Dantonio has long hung his hat on defense. That hook has come loose off its mount. Although there have been significant injuries, especially in the linebacking corp, there is no reason for the unit to be 117th in sacks, 115th in tackles for loss while allowing opponents to convert 46 percent of fourth downs.
When Michigan comes into Spartan Stadium in two weeks, 72,000-plus will have a great view of the Titanic’s final moments. Jim Harbaugh will — and should — revel in watching an army of rats either jump ship or drown.
On the one-year anniversary of Jalen Watts-Jackson’s Ranger Mission, it’s tough to remember a time when MSU looked like a unsinkable ship led by a fearless captain. Hitting an iceberg will do that.
In retrospect there was ample cause for concern. Losing NFL-caliber players en masse was just the tip. Fear of the underlying problems under the surface should be sobering. The race for life vests is on.

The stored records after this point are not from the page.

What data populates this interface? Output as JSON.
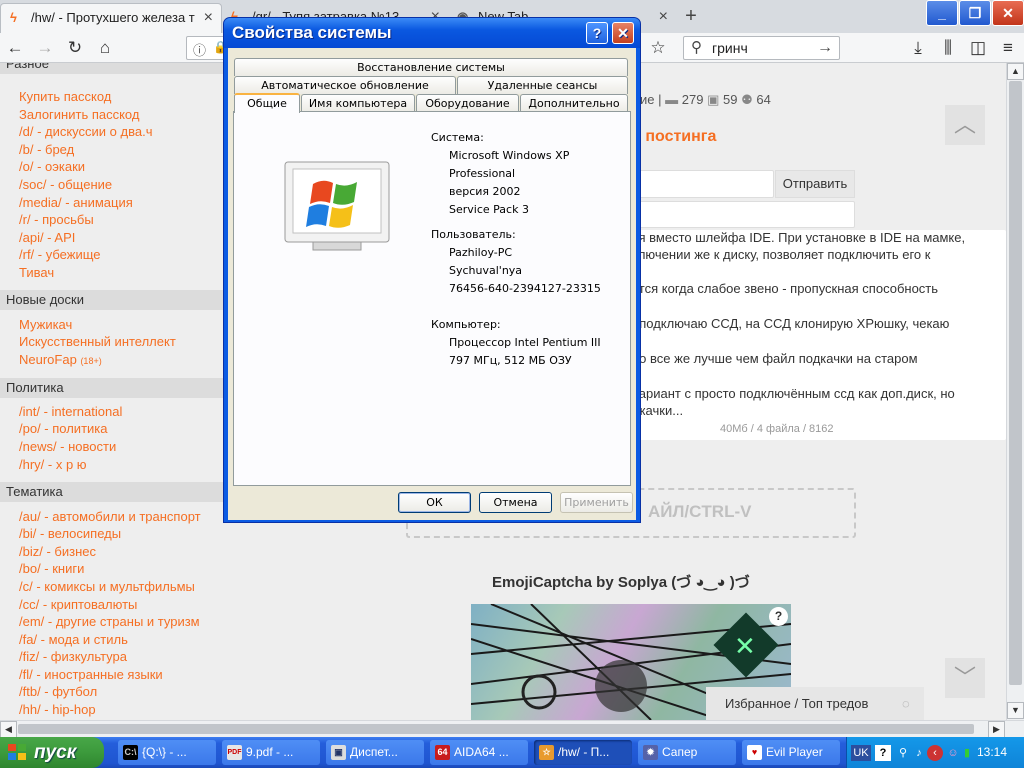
{
  "browser": {
    "tabs": [
      {
        "title": "/hw/ - Протухшего железа т"
      },
      {
        "title": "/gr/ - Тупя затравка №13"
      },
      {
        "title": "New Tab"
      }
    ],
    "new_tab": "+",
    "search_value": "гринч",
    "win_min": "_",
    "win_max": "❐",
    "win_close": "✕"
  },
  "sidebar": {
    "sections": [
      {
        "title": "Разное",
        "items": [
          {
            "label": "Купить пасскод"
          },
          {
            "label": "Залогинить пасскод"
          },
          {
            "label": "/d/ - дискуссии о два.ч"
          },
          {
            "label": "/b/ - бред"
          },
          {
            "label": "/o/ - оэкаки"
          },
          {
            "label": "/soc/ - общение"
          },
          {
            "label": "/media/ - анимация"
          },
          {
            "label": "/r/ - просьбы"
          },
          {
            "label": "/api/ - API"
          },
          {
            "label": "/rf/ - убежище"
          },
          {
            "label": "Тивач"
          }
        ]
      },
      {
        "title": "Новые доски",
        "items": [
          {
            "label": "Мужикач"
          },
          {
            "label": "Искусственный интеллект"
          },
          {
            "label": "NeuroFap",
            "badge": "(18+)"
          }
        ]
      },
      {
        "title": "Политика",
        "items": [
          {
            "label": "/int/ - international"
          },
          {
            "label": "/po/ - политика"
          },
          {
            "label": "/news/ - новости"
          },
          {
            "label": "/hry/ - х р ю"
          }
        ]
      },
      {
        "title": "Тематика",
        "items": [
          {
            "label": "/au/ - автомобили и транспорт"
          },
          {
            "label": "/bi/ - велосипеды"
          },
          {
            "label": "/biz/ - бизнес"
          },
          {
            "label": "/bo/ - книги"
          },
          {
            "label": "/c/ - комиксы и мультфильмы"
          },
          {
            "label": "/cc/ - криптовалюты"
          },
          {
            "label": "/em/ - другие страны и туризм"
          },
          {
            "label": "/fa/ - мода и стиль"
          },
          {
            "label": "/fiz/ - физкультура"
          },
          {
            "label": "/fl/ - иностранные языки"
          },
          {
            "label": "/ftb/ - футбол"
          },
          {
            "label": "/hh/ - hip-hop"
          }
        ]
      }
    ]
  },
  "main": {
    "stats_prefix": "ие |",
    "stat_posts": "279",
    "stat_images": "59",
    "stat_users": "64",
    "heading": "у постинга",
    "send_button": "Отправить",
    "post_lines": [
      "ся вместо шлейфа IDE. При установке в IDE на мамке,",
      "ключении же к диску, позволяет подключить его к",
      "ется когда слабое звено - пропускная способность",
      ", подключаю ССД, на ССД клонирую ХРюшку, чекаю",
      " но все же лучше чем файл подкачки на старом",
      "вариант с просто подключённым ссд как доп.диск, но",
      "дкачки..."
    ],
    "post_meta": "40Мб / 4 файла / 8162",
    "drop_hint": "АЙЛ/CTRL-V",
    "captcha_title": "EmojiCaptcha by Soplya (づ ◕‿◕ )づ",
    "captcha_help": "?",
    "favorites": "Избранное / Топ тредов"
  },
  "dialog": {
    "title": "Свойства системы",
    "help_btn": "?",
    "close_btn": "✕",
    "tabs_row1": [
      "Восстановление системы"
    ],
    "tabs_row2": [
      "Автоматическое обновление",
      "Удаленные сеансы"
    ],
    "tabs_row3": [
      "Общие",
      "Имя компьютера",
      "Оборудование",
      "Дополнительно"
    ],
    "system_label": "Система:",
    "system_lines": [
      "Microsoft Windows XP",
      "Professional",
      "версия 2002",
      "Service Pack 3"
    ],
    "user_label": "Пользователь:",
    "user_lines": [
      "Pazhiloy-PC",
      "Sychuval'nya",
      "76456-640-2394127-23315"
    ],
    "computer_label": "Компьютер:",
    "computer_lines": [
      "Процессор Intel Pentium III",
      "797 МГц, 512 МБ ОЗУ"
    ],
    "ok": "ОК",
    "cancel": "Отмена",
    "apply": "Применить"
  },
  "taskbar": {
    "start": "пуск",
    "tasks": [
      {
        "label": "{Q:\\} - ...",
        "icon": "C:\\"
      },
      {
        "label": "9.pdf - ...",
        "icon": "PDF"
      },
      {
        "label": "Диспет...",
        "icon": "▣"
      },
      {
        "label": "AIDA64 ...",
        "icon": "64"
      },
      {
        "label": "/hw/ - П...",
        "icon": "☆"
      },
      {
        "label": "Сапер",
        "icon": "✹"
      },
      {
        "label": "Evil Player",
        "icon": "♥"
      }
    ],
    "lang": "UK",
    "clock": "13:14"
  },
  "colors": {
    "accent_orange": "#f56f23",
    "xp_blue": "#0b5be3",
    "start_green": "#3c9a3c"
  }
}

For years Spartans have bristled at the Little Brother moniker. Prolonged excellence, matched with middling Wolverines teams, rendered it totally inaccurate. But it’s impossible to deflect now during a 2-5 stretch with the only victories coming against lowly Furman and floundering Notre Dame.
Right now Michigan State is Baby Brother. They are so flawed, so troubled that kindhearted Michigan fans have done the unthinkable and showed pity. This is far worse than the disrespect the program used to fuel its rise.
There should be no bristling at the warranted lack of respect. This is not a chip to place on the shoulder but a bitter pill to be swallowed.